IFilters extract textual information from particular document
formats. SPS 2003, which is the Microsoft business product containing the most recent
version of MS Search technology, has built-in IFilters for Office, HTML, Exchange, Lotus,
and many other types of data. All filters are written to a public API, enabling third
parties to create their own: Adobe offers an IFilter for PDF files, and Corel offers one
for WordPerfect files.
Indexing
After gathering information, the searching application prepares anindex
in which each word is mapped back to every occurrence in the sources. This has several
benefits:
By checking an index, the searching application need not open and inspect
documents every time a search is conducteda slow process
Search result relevance can be ranked using statistics and probabilistic
formulas (see the "Ranking" section below for more details).
Important technologies used in indexing include word-breaking,
which lets the index builder recognize individual words within text, and word stemming,
which lets the index builder recognize related forms of a word (e.g., run, running, ran).
These technologies must be applied to each different language supported by a searching
product: SPS 2001 supported 13 languages, SPS 2003 added four more, and SQL 2005 will
support 23.
Ranking
When users perform a search query, they expect the most relevant
information to appear first. Microsoft products apply two categories of ranking
technologies:
Algorithmic technologies use formulas to determine which sources are
most relevant to a particular query. These technologies are regularly updated and refined
by the MS Search team, with input from Microsoft Research. Because product groups
generally take snapshots of MS Search technology and customize it for their own needs, the
algorithms used by particular products vary.

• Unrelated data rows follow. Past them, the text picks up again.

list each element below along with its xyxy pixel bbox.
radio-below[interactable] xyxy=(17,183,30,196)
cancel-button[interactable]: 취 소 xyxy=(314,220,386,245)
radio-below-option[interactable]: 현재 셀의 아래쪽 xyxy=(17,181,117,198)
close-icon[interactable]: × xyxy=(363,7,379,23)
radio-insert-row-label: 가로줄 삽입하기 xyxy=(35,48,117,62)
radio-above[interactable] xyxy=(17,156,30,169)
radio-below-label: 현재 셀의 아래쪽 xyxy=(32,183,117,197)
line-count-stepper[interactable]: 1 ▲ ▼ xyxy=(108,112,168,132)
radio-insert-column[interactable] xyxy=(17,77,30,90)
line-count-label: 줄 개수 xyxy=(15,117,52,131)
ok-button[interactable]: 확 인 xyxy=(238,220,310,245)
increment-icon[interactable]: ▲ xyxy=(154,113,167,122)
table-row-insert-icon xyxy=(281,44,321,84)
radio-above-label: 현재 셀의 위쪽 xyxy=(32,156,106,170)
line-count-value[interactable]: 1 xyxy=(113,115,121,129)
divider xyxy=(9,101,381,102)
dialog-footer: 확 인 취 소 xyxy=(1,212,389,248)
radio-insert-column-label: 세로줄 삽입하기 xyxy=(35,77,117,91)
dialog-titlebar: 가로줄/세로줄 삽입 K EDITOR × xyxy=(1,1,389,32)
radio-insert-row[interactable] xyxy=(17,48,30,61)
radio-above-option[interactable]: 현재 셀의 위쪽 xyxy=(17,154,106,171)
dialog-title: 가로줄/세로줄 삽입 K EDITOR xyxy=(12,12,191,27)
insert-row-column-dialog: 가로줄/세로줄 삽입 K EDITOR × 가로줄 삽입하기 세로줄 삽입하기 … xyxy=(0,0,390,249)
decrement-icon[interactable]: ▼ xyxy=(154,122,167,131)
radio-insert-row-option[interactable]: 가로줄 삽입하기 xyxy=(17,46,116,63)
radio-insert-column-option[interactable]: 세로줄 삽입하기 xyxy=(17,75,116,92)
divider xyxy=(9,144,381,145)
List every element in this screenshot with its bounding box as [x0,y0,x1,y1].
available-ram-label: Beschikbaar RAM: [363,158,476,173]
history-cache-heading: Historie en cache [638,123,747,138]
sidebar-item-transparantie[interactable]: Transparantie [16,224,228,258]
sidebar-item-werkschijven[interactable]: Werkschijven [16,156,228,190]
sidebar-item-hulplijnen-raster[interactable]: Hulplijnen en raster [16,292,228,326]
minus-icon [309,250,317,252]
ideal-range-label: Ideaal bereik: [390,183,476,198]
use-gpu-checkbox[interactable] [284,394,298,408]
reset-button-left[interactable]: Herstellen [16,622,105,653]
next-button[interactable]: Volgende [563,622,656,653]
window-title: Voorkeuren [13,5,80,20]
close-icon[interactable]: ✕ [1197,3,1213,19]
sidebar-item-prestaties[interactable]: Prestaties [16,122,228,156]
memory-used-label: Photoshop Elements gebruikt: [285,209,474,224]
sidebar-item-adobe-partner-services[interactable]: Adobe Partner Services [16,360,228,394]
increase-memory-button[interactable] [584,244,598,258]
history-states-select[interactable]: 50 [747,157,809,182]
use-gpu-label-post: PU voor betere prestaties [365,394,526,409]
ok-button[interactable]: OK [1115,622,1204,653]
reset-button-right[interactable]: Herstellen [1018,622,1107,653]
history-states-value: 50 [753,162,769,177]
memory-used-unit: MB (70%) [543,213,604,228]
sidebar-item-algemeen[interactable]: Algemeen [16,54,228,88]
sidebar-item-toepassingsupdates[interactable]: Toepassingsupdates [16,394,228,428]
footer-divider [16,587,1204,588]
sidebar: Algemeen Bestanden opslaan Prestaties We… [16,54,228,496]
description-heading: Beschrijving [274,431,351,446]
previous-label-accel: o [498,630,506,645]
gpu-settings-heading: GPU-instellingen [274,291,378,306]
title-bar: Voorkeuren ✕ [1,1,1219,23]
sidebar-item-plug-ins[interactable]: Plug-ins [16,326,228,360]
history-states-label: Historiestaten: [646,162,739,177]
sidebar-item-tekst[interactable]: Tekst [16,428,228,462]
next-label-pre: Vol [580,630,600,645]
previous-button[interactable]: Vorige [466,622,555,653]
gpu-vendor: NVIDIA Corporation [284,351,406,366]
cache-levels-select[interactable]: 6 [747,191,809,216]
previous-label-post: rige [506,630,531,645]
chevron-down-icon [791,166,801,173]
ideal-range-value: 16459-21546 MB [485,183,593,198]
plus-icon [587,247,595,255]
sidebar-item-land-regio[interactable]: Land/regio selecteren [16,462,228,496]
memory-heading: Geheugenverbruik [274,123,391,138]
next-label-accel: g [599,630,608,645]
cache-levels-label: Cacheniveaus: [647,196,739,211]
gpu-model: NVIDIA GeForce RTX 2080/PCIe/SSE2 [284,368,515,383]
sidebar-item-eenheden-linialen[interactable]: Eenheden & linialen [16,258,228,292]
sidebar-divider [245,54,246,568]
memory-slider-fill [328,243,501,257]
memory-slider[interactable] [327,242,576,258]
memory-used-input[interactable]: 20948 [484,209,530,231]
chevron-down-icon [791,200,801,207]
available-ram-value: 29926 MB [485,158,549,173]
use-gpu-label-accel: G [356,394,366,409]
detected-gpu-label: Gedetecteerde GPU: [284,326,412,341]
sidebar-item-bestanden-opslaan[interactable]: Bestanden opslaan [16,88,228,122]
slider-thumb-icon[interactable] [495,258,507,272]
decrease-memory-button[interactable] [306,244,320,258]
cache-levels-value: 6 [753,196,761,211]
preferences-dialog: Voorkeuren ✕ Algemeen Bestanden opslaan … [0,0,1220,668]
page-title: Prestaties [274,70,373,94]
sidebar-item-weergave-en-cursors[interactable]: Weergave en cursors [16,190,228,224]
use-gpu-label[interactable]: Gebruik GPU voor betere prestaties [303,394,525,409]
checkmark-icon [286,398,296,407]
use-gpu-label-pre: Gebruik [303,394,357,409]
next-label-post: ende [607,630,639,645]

For example, SPS 2003, the Microsoft business product with the most
recent version of MS Search technology, looks at the following factors when computing
relevance:
Frequency across all indexed material, with rarer terms weighted more
heavily than more common ones; for example, if a user conducted a search on the words
"Ford Festiva" on an automotive Web site, SPS would weigh the rare term
"Festiva" more highly than the more common term "Ford" and would favor
sources that feature Festiva prominently
Term frequency, or how often a term is mentioned within a specific
document: the more times a searched term appears within a source, the higher that source
is ranked
Document length: a 100-word document that has five instances of a term is
ranked more highly than a 10,000-word document with five instances of the same term
Term position: a source in which the term appears in a prominent place
(such as the title) will be ranked more highly than a source in which it appears less
prominently.
In other cases, results are not ranked according to relevancefor
example, full-text search in Exchange groups results by conversation and arranges them by
date.
Managed or editorial results. Other technologies allow
administrators or data owners to manually enhance results for particular search queries.
For example, SPS 2003 has a thesaurus that lets administrators define synonyms for a
common term (e.g., "WinXP" for "Windows XP") and a Best Bets feature
that lets an administrator specify particular sources that will appear in a special
category at the top of the results page.